Empty trees in Git

After using Git for a little while, there is a reasonable chance you will run across the following hash:

4b825dc642cb6eb9a060e54bf8d69288fbee4904

So where does it come from, and why should you care?

Where does the hash come from?

Every git repository, even an empty repository will contain the hash. This can be verified with git show:

$ git show 4b825dc642cb6eb9a060e54bf8d69288fbee4904
tree 4b825dc642cb6eb9a060e54bf8d69288fbee4904

So where does this hash come from? Well internally Git keeps track of a few different object types. The most fundamental object is a blob which represents file content. Blobs are then referenced by tree objects which represent directories and commit objects reference tree objects. The diagram below gives a quick overview of this:

Git object diagram taken from Pro Git.

The diagram above is taken from Pro Git and licensed under the Creative Commons Attribution-NonCommercial-ShareAlike 3.0 Unported license.

Note: the Git Internals chapter from Pro Git has more info on objects if you're still curious.

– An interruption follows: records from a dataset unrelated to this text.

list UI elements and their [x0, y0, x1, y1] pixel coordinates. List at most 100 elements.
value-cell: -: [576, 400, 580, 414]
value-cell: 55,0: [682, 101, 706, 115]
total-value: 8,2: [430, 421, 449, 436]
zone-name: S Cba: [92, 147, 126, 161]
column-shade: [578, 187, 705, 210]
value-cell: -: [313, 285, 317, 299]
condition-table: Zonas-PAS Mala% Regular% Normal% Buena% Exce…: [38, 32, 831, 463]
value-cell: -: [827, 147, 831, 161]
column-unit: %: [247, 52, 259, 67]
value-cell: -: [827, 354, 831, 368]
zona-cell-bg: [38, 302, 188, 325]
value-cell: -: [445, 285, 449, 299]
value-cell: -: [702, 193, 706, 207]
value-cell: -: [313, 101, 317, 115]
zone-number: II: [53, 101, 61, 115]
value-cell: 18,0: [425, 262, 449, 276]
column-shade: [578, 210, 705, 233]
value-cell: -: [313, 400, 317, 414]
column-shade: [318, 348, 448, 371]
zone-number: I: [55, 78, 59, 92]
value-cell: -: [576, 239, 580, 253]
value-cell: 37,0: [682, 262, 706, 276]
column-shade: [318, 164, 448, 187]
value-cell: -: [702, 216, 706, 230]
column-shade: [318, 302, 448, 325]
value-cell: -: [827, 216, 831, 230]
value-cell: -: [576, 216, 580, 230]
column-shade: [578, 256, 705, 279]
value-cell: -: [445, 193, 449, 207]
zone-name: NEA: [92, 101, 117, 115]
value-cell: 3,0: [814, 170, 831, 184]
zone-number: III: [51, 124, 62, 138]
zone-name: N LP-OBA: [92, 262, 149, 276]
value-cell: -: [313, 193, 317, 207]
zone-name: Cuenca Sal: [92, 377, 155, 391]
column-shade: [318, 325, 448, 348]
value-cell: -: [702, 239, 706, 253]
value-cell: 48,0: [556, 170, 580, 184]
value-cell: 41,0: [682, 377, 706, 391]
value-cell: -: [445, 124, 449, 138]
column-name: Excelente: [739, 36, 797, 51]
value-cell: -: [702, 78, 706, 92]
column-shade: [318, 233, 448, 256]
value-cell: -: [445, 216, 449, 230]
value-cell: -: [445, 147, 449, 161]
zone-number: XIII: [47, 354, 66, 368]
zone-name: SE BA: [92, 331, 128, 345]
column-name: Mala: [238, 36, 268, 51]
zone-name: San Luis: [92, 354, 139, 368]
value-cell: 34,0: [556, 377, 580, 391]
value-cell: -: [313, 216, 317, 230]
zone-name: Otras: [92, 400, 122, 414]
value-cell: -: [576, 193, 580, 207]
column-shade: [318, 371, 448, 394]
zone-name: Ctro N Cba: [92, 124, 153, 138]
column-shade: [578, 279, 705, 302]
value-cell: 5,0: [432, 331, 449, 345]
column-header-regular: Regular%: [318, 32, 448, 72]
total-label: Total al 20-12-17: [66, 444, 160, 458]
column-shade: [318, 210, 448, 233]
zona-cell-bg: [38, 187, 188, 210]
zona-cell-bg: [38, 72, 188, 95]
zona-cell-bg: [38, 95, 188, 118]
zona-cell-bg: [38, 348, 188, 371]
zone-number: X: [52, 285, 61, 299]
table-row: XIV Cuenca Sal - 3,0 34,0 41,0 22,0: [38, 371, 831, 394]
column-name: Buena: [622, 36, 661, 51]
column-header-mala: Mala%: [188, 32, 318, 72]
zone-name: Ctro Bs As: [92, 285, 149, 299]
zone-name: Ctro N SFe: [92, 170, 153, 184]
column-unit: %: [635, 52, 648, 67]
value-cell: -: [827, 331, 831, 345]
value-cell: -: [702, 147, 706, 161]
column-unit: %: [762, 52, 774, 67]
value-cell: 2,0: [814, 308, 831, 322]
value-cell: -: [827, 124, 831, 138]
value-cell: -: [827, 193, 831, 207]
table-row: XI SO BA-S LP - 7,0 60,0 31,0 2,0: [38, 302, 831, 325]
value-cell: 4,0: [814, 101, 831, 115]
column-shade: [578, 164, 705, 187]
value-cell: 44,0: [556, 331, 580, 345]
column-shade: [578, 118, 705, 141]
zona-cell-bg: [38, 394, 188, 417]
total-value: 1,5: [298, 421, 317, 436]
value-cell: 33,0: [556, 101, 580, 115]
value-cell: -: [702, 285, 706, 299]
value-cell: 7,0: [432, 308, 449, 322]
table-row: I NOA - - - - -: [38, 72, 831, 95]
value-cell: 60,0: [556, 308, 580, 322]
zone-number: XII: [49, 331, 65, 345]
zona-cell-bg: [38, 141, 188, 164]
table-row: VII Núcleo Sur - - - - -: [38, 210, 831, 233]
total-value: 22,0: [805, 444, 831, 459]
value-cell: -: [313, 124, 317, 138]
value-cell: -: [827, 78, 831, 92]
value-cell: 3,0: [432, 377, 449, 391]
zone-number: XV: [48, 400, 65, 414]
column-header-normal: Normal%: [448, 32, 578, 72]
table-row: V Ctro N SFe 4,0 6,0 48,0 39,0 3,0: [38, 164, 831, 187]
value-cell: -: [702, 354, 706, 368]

So how does the hash fit in? Well it's actually the hash of an empty tree. This can be verified by creating a object hash for either /dev/null of an empty string:

$ git hash-object -t tree /dev/null
4b825dc642cb6eb9a060e54bf8d69288fbee4904

$ echo -n '' | git hash-object -t tree --stdin
4b825dc642cb6eb9a060e54bf8d69288fbee4904

Using the hash

The empty tree hash is often used with git diff. For example if you wanted to check for whitespace errors in a directory, you could use the --check option and compare HEAD against the empty tree:

$ git diff $(git hash-object -t tree /dev/null) HEAD --check -- po
po/ca.po:7: trailing whitespace.
+# Terminologia i criteris utilitzats
po/ru.po:4: trailing whitespace.
+#

The empty tree hash is also very useful when writing git hooks. A fairly common pattern is to validate new commits before accepting them with code similar to the following:

for changed_file in $(git diff --cached --name-only --diff-filter=ACM HEAD)
do
  if ! validate_file "$changed_file"; then
    echo "Aborting commit"
    exit 1
  fi
done

This works fine if there are previous commits, however the HEAD reference will not exist if no commits have been made. To get around this the empty tree hash can be used when checking the initial commit:

if git rev-parse --verify -q HEAD > /dev/null; then
  against=HEAD
else
  # Initial commit: diff against an empty tree object
  against="$(git hash-object -t tree /dev/null)"
fi

for changed_file in $(git diff --cached --name-only --diff-filter=ACM "$against")
do
  if ! validate_file "$changed_file"; then
    echo "Aborting commit"
    exit 1
  fi
done